Behavioral Modeling and Simulation with Experimental Analysis of a Two Stroke Engine Using Nanosized Copper Coated Catalytic Converter

Abstract

A great deal of emphasis is placed on the real societal benefits around nanotechnology for energy efficiency, renewable resources, environmental remediation and pollution prevention. In particular, new and better techniques for pollution control are emerging as nano-particles push the limits and capabilities of technology. Environmental Pollution by vehicles is caused due to tail-pipe exhaust emissions depending on changes in driving cycles, engine condition, fuel composition and air-fuel ratio. Malfunction of engine devices, especially fuel injection system, increases the emissions of the main exhaust components.
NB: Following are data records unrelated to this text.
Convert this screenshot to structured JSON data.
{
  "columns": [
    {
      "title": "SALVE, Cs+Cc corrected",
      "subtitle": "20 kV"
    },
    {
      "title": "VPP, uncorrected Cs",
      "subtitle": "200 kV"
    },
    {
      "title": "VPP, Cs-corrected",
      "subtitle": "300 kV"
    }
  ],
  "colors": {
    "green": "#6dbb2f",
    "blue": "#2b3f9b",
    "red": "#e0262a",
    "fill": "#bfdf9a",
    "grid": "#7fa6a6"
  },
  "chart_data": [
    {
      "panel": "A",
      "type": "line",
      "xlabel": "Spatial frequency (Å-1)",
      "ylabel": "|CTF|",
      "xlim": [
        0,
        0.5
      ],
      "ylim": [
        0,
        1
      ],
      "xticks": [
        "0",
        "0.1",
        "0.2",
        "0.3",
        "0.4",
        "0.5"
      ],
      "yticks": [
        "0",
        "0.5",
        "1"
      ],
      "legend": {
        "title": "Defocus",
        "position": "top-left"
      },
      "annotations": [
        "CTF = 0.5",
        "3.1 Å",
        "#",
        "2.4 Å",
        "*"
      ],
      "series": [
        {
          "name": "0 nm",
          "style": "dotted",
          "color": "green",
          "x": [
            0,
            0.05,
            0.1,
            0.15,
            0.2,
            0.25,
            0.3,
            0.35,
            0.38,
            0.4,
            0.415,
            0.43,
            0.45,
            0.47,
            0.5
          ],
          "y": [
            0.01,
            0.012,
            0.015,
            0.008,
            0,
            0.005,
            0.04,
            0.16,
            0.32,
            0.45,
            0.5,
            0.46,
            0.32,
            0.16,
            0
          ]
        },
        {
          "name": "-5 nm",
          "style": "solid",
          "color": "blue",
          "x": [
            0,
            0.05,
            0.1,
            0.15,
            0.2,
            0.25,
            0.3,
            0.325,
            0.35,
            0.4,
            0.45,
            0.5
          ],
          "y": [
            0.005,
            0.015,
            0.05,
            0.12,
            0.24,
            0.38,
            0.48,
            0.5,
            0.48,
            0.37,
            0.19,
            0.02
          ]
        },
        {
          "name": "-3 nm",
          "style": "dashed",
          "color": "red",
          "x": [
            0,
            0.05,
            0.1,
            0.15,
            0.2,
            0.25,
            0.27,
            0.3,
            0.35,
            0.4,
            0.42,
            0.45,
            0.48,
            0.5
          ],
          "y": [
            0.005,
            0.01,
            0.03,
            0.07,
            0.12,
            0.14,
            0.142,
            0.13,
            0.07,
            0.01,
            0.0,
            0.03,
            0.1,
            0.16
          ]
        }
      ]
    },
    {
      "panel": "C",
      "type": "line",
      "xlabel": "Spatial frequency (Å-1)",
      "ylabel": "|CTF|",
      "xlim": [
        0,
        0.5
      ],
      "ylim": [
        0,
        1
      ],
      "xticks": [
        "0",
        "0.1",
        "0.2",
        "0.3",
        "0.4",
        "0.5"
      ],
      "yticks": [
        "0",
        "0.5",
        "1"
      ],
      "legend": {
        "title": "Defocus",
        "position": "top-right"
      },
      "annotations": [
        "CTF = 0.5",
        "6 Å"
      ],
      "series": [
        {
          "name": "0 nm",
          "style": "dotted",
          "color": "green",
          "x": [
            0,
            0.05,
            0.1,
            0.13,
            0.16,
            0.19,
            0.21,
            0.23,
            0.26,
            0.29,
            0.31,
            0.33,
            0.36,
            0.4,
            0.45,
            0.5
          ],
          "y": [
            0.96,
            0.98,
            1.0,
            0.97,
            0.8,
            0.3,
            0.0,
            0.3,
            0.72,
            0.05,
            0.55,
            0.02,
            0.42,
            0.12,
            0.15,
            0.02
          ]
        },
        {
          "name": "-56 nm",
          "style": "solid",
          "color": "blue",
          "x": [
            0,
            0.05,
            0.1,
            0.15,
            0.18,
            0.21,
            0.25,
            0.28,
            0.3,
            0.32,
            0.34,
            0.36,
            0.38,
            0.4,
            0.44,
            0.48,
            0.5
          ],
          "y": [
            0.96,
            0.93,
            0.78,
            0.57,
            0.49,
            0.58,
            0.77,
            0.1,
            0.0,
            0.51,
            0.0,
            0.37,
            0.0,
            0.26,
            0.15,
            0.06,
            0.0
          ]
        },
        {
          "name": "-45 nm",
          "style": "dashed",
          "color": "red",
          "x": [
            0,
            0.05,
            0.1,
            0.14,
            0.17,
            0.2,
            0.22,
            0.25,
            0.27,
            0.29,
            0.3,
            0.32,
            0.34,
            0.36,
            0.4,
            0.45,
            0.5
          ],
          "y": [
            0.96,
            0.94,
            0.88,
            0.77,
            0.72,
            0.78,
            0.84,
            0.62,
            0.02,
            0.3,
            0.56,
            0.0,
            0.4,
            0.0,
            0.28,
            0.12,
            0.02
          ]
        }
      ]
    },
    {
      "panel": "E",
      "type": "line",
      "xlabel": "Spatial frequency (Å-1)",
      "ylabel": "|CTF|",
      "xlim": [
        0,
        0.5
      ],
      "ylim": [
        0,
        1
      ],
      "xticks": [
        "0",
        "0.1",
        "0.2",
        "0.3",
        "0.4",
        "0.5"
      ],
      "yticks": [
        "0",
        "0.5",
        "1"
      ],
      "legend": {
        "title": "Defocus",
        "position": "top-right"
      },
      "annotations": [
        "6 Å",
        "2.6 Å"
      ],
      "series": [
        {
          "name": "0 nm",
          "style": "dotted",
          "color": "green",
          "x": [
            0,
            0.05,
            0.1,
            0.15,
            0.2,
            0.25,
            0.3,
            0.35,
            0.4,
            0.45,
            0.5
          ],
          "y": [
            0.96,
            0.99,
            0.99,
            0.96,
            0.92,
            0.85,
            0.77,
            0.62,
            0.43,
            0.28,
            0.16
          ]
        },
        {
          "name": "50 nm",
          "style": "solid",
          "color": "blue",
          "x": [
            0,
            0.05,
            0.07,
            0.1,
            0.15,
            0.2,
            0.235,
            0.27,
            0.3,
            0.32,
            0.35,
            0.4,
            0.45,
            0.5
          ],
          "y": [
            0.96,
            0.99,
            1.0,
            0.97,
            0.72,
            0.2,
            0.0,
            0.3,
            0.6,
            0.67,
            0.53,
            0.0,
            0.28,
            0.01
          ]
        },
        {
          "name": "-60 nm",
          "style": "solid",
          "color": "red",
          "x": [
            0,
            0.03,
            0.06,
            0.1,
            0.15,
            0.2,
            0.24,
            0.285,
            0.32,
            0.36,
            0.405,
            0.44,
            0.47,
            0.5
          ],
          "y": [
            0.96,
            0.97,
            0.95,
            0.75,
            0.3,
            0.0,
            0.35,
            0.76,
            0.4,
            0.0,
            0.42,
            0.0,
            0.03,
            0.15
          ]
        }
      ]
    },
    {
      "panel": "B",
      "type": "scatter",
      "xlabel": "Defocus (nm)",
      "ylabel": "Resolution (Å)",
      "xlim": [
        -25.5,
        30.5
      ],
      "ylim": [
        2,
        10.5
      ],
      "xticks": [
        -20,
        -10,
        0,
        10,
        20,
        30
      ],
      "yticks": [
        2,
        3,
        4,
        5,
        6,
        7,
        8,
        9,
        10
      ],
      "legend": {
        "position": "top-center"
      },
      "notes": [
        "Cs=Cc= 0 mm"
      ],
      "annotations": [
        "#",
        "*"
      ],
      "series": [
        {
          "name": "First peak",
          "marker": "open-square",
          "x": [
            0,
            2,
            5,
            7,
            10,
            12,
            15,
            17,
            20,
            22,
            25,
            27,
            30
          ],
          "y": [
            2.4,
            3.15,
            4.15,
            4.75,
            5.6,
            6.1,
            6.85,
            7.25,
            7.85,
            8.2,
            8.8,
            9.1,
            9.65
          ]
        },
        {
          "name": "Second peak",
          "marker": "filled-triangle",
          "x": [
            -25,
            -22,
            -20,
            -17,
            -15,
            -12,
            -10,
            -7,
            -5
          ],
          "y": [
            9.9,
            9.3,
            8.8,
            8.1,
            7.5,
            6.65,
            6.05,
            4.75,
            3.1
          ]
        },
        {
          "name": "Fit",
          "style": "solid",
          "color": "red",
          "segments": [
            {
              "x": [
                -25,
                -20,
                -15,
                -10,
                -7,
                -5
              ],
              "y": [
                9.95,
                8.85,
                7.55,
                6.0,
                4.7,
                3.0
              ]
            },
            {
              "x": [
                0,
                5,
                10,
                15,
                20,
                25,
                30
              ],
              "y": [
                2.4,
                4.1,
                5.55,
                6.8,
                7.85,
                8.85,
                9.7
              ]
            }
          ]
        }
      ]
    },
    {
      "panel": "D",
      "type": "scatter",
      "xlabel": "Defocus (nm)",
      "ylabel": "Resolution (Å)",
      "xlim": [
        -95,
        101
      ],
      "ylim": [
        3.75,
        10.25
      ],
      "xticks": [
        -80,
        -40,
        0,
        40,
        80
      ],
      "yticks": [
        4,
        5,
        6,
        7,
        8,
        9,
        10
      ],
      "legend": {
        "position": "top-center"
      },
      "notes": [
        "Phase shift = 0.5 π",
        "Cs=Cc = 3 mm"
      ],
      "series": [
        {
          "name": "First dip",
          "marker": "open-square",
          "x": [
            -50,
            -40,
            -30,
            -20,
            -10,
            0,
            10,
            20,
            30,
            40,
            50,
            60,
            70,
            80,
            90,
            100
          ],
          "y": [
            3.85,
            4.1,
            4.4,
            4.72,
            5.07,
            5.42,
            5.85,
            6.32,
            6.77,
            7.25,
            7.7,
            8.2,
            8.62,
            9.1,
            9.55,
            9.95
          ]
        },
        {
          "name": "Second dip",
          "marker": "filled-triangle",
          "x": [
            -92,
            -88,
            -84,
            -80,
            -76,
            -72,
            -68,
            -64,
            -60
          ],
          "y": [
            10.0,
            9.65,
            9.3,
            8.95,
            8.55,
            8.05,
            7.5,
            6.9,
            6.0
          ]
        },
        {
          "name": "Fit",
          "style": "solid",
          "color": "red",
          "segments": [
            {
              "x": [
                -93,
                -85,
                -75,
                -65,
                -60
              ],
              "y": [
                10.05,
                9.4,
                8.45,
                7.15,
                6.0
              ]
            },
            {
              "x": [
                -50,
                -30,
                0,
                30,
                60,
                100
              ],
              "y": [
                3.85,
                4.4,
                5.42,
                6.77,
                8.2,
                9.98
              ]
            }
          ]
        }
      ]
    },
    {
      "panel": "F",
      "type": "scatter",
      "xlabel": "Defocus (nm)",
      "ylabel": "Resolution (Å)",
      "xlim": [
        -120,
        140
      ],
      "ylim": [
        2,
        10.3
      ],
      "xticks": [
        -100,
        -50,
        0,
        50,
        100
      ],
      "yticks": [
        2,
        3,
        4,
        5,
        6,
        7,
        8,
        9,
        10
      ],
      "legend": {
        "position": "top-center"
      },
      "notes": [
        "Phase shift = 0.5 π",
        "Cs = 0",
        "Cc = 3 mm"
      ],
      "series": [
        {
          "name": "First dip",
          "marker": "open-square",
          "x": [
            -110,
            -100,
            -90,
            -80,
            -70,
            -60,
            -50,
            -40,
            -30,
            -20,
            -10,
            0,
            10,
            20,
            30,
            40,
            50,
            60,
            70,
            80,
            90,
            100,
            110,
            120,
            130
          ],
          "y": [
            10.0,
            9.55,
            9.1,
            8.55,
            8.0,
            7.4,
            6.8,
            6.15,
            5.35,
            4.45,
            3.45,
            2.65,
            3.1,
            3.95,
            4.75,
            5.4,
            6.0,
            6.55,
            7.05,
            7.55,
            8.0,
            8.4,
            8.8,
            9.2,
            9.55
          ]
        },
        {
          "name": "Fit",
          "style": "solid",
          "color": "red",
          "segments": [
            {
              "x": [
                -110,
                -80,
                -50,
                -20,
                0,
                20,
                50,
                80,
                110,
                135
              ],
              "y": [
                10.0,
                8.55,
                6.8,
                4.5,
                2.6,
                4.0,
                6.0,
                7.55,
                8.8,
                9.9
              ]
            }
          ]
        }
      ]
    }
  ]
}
In the present work, an improved design more suitable for implementation along with improved performance and efficiency in reducing the exhaust emissions from a four stroke spark ignition engine. In the present work some alterations and modifications have been designed so as to increase the retention period of exhaust gases to provide more time for its oxidation and thereby to reduce the harmful emission. In this research, modeling has been done for a four stroke spark ignition engine with nano-sized copper coated catalytic converter. It will throw a light on the reduction in emission achieved by nano-particle coating. This paper opens a gateway to study the changes in the concentration of exhaust emissions due to the nano-material coating. The modeling will help in understanding the mathematical nature of the process. The behavioral modeling, starts from analyzing the practical behavior of four stroke engine with designed catalytic convertor, and then approximating obtained behavior in terms of mathematical equations. These obtained equations actually represent behavior of concern system. Firstly, mathematical model is developed to implement it in the simulink platform. Then, to verify the results obtained from the model, simulation is performed.